Both industry and higher ed experts see opportunities and risk, hype and reality with AI for teaching and learning.

Matthew Rascoff, associate vice provost for Digital Education and Innovation at Duke University, views the state of artificial intelligence in education as a proxy for the “promise and perils of ed tech writ large.” As he noted in a recent panel discussion during the 2020 ASU+GSV conference, “On the one hand, you see edX getting more engagement using machine learning-driven nudges in courses, which is pretty amazing. But on the other hand, we have all these concerns about surveillance, bias and privacy when it comes to AI-driven proctoring.”

Rascoff identified “something of a conflict between the way this stuff is built and the way it’s implemented.” In his role at Duke, he noted, “It’s really hard to distinguish [in AI] what’s real and what’s not.”

Rascoff joined other panelists in one of two sessions held back-to-back, examining the place of AI in learning: “AI Transforming Higher Learning” and “AI in Education, Hype vs. Reality.”

“Robots Are Going to Rule the World”

Fears abound, noted several of the speakers. “People think that AI agents are coming for teachers’ jobs, that robots are going to rule the world, and they’re going to teach our kids, that the kids will love the robots more than humans. There’s a lot of sci fi out there,” summed up Bethanie Maples, product manager for Google AI. “In reality, digital agents are a really interesting way to supplement learning. We need more tutors. And if there aren’t human tutors, there’s a place for machine tutors to help progress individual learners, There [are] really cool things we can do with personalization using machine learning and especially with adaptive assessment.”

Job fear is a biggie, acknowledged Stephanie Butler, product manager at ed tech company Turnitin. “We’ve moved from this world where technology takes basic rote work and automates it to a world in which technology is starting to encroach on intellectual work, on intellectual life and creative work. And you see that in many different places, not just education.”

Likewise, on the teacher side, Butler added, especially in the Western tradition of higher education, there’s a fear that AI could encroach on academic freedom, how educators “spend your time researching, what you publish, how you publish it, who you work with, and, of course, your content, the topics you decide are relevant for your students, how you craft the learning experience for them.”

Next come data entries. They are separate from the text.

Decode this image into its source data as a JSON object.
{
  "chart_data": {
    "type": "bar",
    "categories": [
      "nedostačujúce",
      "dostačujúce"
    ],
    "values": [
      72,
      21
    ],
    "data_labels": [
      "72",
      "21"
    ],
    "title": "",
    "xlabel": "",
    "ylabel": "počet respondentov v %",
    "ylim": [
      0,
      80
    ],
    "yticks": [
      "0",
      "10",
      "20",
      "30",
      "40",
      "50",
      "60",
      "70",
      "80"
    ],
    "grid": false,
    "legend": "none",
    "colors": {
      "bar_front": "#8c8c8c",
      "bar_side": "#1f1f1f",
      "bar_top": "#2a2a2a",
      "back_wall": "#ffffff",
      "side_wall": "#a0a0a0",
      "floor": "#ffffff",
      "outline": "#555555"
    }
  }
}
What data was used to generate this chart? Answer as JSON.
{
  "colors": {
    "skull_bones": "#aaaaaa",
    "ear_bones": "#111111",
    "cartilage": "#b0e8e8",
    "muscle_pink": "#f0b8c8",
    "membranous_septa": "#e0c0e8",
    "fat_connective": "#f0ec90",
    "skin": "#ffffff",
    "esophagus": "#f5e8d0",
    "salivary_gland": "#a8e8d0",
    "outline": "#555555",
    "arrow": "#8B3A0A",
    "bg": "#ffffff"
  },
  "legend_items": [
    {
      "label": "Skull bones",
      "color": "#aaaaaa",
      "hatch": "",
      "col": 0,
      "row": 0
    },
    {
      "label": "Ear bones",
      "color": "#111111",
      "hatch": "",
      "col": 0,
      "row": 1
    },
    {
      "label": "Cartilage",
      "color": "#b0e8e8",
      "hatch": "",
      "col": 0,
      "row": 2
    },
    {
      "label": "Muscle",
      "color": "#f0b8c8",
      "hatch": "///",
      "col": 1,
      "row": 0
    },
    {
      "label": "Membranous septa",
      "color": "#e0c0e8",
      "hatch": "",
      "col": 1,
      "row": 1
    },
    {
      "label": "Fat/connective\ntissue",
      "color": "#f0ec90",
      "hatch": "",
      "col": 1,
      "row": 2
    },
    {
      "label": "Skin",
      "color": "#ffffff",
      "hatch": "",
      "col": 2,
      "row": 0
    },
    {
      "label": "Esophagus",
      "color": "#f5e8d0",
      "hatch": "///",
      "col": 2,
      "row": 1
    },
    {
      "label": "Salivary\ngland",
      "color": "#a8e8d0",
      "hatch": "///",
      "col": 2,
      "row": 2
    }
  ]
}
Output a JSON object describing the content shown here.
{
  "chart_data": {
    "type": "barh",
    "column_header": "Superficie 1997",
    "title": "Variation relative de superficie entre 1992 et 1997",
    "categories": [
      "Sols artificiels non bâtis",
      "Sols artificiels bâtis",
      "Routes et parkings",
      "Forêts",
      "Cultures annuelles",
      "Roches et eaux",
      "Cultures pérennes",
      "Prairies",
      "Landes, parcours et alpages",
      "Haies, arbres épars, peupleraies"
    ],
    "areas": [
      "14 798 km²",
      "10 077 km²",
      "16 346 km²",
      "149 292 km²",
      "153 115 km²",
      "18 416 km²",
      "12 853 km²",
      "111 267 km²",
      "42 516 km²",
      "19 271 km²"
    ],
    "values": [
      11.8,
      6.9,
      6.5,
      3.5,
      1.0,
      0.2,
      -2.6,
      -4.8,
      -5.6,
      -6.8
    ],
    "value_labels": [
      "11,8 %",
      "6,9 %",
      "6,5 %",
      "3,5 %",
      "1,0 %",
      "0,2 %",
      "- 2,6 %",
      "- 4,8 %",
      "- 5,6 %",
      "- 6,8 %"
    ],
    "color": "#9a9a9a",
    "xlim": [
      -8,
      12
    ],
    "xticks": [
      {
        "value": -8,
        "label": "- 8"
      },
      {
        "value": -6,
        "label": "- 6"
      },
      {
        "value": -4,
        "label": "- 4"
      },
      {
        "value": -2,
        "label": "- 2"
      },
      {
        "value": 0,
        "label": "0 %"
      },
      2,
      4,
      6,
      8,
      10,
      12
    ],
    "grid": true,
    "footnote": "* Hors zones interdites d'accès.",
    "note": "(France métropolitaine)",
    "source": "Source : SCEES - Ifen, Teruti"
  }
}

On the learner side, there are fears that AI systems could “track a learner from a very young age and have this personalized lifelong learning experience for them,” suggested Maples. “The risk there is that they get put into a track that they can’t escape. That’s something that’s very near and dear to all of us, especially to the American spirit, the concept of ‘rebirth.’ We believe that you can start over and that you can fail and then wake up the next day and shrug it off and maybe go found another company or start a new job.” The problem arises, she explained, when learners can’t delete their data “and say, ‘I’m a new person today.'” For that reason, “it’s extremely important that we allow for user data control, because we all change, and we have to build the allowance for change into this assessment.”